I did not know that the matter would be raised tonight, so I have not refreshed my memory regarding the figures. However, I recall that there has been a 76 per cent. increase in the number of curatorial staff since 1972. That is just one example of the trustees not exercising the kind of control that they might have wished over an expanding staff. My right hon. Friend the Member for Conwy (Sir Wyn Roberts) pointed out that, even if charges were introduced, redundancies might still be necessary. That is the view of the Edwards report, not of the Government. It would be extremely sad, but there is a direct correlation between the lax grip on management in the 1970s and the state of the museum today. I am informed that the figure was not 76 per cent. but 70 per cent.--so my memory is not too bad.

The point is that the British museum trustees must decide whether to charge for admission. I know that the hon. Member for Caithness and Sutherland does not agree with that, but the Government believe that such decisions must be left to the trustees. I have a scrap of

18 Dec 1996 : Column 1010

paper which sets out the details that I gave off the top of my head. As I was out by a few percentage points, perhaps I should refer to it. Of the 10 museums--the British museum, the imperial war museum, the national gallery, the national maritime museum, the national museums and galleries on Merseyside, the national portrait gallery, the natural history museum, the science museum, the Tate gallery and the Victoria and Albert museum--only four received an increase in cash grants between 1992-93 and 1996-97. However, all four charged throughout that entire period, with the exception of the V and A, which began imposing charges in October this year when Dr. Alan Borg--who had seen how well charges worked at the Imperial War museum--was instrumental in introducing them.

There is no question of the Government favouring those museums which charge. It is fair to make that assertion, but it is equally fair for me to refute it utterly. Museums received grant increases this year on the basis of how well they were run--it had absolutely nothing to do with whether or not they charged.
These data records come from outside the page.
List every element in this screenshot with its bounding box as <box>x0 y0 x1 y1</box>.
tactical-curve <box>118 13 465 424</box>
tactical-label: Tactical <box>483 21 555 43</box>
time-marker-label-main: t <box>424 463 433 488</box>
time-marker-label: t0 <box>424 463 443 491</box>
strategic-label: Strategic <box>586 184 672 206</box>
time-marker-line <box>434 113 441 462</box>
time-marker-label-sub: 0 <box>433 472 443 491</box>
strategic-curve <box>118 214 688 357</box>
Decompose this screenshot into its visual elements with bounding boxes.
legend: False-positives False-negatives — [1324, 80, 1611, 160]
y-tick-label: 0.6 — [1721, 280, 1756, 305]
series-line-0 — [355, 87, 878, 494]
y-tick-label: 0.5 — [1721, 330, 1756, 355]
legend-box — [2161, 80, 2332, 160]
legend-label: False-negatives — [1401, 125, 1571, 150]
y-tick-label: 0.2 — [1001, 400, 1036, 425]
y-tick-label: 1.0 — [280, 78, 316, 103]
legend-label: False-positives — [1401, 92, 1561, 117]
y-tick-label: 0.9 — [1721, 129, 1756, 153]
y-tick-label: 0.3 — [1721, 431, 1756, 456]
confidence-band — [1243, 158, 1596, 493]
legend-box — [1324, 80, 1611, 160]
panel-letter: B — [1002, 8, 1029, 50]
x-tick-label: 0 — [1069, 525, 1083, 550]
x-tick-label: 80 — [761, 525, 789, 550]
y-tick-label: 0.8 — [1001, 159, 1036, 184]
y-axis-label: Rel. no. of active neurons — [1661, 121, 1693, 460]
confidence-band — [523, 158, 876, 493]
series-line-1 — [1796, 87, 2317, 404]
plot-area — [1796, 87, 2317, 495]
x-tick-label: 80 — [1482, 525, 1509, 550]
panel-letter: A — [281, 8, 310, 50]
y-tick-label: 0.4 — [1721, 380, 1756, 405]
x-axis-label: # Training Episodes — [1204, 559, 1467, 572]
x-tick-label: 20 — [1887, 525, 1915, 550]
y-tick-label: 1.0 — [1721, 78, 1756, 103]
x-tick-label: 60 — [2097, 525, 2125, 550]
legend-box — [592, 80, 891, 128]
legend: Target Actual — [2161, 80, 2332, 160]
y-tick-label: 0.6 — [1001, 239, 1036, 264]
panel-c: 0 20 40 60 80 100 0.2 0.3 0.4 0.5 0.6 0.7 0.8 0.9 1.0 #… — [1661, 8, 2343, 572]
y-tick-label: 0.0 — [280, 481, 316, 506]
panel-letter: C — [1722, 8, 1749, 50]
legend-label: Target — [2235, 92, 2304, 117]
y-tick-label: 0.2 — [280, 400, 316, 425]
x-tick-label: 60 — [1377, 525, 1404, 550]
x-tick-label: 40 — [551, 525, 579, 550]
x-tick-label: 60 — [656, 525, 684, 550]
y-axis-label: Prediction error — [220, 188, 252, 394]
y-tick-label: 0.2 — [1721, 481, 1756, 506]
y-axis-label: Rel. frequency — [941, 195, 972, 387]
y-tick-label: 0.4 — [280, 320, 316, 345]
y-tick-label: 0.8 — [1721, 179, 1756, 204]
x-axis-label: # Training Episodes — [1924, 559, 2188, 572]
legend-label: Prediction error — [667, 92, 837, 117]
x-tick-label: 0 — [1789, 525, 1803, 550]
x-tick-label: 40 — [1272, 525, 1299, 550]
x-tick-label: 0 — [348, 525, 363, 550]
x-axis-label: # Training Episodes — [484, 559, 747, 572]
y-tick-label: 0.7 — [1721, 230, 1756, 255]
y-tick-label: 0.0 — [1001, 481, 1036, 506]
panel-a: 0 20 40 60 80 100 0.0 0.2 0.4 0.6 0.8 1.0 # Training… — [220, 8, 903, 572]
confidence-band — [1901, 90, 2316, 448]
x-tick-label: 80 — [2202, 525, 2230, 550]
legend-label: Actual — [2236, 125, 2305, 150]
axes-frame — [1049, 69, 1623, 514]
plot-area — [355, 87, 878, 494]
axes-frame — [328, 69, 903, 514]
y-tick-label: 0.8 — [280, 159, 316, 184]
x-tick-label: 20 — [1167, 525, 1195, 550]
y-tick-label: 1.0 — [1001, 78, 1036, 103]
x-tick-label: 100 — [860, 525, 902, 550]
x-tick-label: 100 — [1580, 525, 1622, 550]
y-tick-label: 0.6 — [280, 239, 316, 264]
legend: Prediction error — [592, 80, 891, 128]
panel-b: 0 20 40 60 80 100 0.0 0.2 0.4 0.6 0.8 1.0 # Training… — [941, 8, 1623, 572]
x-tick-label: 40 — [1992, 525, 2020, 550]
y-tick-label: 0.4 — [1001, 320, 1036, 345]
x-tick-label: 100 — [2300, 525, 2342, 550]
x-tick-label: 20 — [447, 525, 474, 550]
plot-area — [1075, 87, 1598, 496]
I put it to the House and to any fair-minded person that I could not go to Sir Neil Cossens--who has run a very tight ship at the Science museum in the past few years--and say, "Although you have done wonderfully well for your museum, and the British museum is in such a state that it has set up its own inquiry to investigate what has gone wrong, we will not reward you for doing well: we will take money from you and give it to someone who has not done his duty".

That would be deeply unfair.

Some museums received increased grants--the imperial war museum, the maritime museum and others. The hon. Gentleman should be able to remind me of them as he has been going on about it for long enough. The four museums that received increased grants this year did charge for admission, but they were not awarded the grants on that basis. The figures prove that under this Government the museums which do not charge have received more funding. Funding is not based on whether or not museums charge. The facts are irrefutable.